Factors that Affect Cesarean Delivers in the General Hospital of Guaranda (Ecuador)

Favian Bayas

Abstract


Aim: Cesarean section is a surgical procedure that involves the removal of the fetus through the abdominal through an incision in the uterus. The most common causes for this practice are maternal, fetal, maternal-fetal, and obstetrics. The recommended percentage of cesarean sections according to the World Health Organization is 10–15%. However, in our country, it exceeds 45%. Considering this, the present work was proposed to study the causes that affect the performance of cesarean sections in the General Hospital of Guaranda.
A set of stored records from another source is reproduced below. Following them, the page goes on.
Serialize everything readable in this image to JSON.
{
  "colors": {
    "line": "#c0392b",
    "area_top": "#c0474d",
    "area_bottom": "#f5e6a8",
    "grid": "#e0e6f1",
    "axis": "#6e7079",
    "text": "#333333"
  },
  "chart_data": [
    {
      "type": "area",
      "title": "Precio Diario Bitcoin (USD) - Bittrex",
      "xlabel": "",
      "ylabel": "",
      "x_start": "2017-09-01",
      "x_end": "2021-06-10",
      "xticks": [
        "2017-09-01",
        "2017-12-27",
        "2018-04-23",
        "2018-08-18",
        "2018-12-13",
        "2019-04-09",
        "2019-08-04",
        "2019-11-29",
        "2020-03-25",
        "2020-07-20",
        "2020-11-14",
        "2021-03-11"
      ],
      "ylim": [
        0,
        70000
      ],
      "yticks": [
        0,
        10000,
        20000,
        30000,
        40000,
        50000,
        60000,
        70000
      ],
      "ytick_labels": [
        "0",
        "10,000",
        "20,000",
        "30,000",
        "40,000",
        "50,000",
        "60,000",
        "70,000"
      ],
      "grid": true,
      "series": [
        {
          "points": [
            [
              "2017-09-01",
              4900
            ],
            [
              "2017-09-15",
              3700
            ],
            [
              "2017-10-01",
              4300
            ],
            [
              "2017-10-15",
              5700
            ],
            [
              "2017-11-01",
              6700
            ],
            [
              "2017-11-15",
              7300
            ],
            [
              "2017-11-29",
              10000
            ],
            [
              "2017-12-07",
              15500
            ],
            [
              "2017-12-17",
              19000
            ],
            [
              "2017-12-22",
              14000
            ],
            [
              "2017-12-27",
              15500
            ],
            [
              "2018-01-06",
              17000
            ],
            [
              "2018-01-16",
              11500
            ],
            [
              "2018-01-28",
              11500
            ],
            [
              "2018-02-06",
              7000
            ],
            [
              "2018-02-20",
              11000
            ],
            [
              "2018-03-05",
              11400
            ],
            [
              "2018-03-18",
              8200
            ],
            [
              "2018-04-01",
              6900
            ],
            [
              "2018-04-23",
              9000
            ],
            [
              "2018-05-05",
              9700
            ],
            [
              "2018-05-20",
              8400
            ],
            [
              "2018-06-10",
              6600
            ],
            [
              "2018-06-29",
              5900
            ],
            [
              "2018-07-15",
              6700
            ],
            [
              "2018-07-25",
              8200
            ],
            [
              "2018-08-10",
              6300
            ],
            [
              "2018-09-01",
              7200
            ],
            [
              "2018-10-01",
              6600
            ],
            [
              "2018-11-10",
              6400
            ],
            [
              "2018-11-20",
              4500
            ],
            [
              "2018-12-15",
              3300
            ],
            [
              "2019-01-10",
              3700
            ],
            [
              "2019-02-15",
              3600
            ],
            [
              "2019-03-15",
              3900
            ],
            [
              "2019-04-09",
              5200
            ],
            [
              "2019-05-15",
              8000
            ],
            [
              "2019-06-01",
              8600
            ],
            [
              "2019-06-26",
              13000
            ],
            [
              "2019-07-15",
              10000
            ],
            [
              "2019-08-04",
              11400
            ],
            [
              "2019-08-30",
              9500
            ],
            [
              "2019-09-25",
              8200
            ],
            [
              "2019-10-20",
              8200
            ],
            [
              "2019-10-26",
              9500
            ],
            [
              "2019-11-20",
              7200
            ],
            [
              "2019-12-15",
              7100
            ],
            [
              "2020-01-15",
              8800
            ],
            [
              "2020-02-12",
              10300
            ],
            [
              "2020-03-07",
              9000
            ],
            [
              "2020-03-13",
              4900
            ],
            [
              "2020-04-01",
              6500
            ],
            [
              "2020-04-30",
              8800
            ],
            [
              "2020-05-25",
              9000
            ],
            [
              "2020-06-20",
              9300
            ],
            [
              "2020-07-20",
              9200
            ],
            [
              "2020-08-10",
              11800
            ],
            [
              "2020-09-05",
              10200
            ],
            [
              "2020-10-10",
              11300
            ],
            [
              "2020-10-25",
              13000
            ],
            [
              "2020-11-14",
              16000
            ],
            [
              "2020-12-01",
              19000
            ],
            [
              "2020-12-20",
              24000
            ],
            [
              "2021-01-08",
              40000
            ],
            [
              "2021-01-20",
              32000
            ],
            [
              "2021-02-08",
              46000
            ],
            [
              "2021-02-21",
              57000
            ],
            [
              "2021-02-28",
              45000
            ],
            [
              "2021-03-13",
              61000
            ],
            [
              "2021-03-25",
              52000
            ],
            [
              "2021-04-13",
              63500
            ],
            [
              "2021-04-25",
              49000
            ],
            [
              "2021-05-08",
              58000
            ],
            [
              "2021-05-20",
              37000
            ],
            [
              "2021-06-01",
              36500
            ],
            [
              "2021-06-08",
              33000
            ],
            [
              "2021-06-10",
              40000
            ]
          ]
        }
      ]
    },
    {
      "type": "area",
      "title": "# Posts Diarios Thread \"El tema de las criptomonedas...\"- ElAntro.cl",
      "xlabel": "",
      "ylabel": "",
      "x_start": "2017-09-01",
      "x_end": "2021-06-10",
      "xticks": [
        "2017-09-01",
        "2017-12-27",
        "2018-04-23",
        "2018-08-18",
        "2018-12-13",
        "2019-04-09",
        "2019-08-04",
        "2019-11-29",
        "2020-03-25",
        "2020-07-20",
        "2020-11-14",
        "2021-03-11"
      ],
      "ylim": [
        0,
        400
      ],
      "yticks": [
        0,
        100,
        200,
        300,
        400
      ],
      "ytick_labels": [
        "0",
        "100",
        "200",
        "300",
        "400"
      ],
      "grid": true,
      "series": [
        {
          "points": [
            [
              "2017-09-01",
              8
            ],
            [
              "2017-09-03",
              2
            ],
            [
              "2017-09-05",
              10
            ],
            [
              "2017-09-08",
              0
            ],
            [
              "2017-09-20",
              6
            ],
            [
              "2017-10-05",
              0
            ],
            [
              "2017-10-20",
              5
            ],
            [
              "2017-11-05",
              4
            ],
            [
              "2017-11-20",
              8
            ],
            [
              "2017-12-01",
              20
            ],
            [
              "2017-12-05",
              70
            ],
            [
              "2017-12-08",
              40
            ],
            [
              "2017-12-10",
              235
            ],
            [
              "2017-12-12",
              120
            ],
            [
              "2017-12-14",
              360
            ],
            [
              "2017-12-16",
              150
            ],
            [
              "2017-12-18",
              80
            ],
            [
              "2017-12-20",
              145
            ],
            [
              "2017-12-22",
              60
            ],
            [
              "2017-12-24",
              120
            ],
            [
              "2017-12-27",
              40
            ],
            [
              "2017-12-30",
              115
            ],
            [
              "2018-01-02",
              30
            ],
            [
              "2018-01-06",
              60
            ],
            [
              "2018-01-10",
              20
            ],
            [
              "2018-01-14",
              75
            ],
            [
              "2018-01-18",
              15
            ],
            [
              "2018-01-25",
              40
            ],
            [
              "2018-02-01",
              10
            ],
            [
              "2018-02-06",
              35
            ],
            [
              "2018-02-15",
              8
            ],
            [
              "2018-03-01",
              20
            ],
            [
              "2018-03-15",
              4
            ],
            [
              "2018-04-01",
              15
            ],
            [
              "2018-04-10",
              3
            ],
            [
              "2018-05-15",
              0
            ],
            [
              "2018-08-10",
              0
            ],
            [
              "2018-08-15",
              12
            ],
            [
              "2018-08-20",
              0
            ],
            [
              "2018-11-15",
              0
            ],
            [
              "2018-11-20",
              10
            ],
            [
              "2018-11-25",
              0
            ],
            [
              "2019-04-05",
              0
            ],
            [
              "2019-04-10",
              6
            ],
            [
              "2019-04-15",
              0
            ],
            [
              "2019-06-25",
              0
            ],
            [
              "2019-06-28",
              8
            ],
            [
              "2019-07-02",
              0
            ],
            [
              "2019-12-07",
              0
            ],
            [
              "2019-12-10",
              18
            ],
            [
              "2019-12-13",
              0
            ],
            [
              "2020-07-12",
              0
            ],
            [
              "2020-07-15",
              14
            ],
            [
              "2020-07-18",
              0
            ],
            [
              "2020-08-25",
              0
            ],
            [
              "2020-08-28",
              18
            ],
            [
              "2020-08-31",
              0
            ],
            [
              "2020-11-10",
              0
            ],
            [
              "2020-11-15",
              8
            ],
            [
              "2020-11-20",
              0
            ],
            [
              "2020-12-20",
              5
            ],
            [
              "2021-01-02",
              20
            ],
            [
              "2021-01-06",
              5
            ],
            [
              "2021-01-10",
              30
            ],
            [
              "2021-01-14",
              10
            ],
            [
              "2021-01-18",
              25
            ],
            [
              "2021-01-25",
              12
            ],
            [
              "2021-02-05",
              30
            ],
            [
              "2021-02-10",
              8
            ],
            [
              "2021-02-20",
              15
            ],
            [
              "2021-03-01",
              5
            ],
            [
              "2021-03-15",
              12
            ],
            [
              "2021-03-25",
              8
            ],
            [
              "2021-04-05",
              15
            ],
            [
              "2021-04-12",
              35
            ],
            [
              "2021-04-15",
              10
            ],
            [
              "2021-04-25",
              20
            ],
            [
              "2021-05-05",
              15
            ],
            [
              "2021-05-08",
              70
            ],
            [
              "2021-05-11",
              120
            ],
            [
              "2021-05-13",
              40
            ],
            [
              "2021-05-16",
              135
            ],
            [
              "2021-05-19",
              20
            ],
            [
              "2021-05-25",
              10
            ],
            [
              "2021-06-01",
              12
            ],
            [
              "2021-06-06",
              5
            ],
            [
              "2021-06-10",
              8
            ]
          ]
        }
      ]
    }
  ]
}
Method: To this end, a retrospective, descriptive, and cross-sectional analysis was performed on a total of 319 patients who underwent cesarean section during the second semester of 2015, an analysis of their respective medical histories was carried out, as well as a direct interview with three gynecologist-obstetrician specialists of the hospital. Results: It was determined that the number of cesarean sections performed was 319 (44%) compared to the number of normal deliveries that were 403 (56%); of the caesarean sections, 63% were emergency due to premature membrane rupture, prolonged labor, fetal distress, and cephalopelvic disproportion, and the remaining 37% was by medical prescription. Conclusion: In conclusion, the physicians consider that the preparatory conditions of the mother significantly influence the practice of a cesarean section.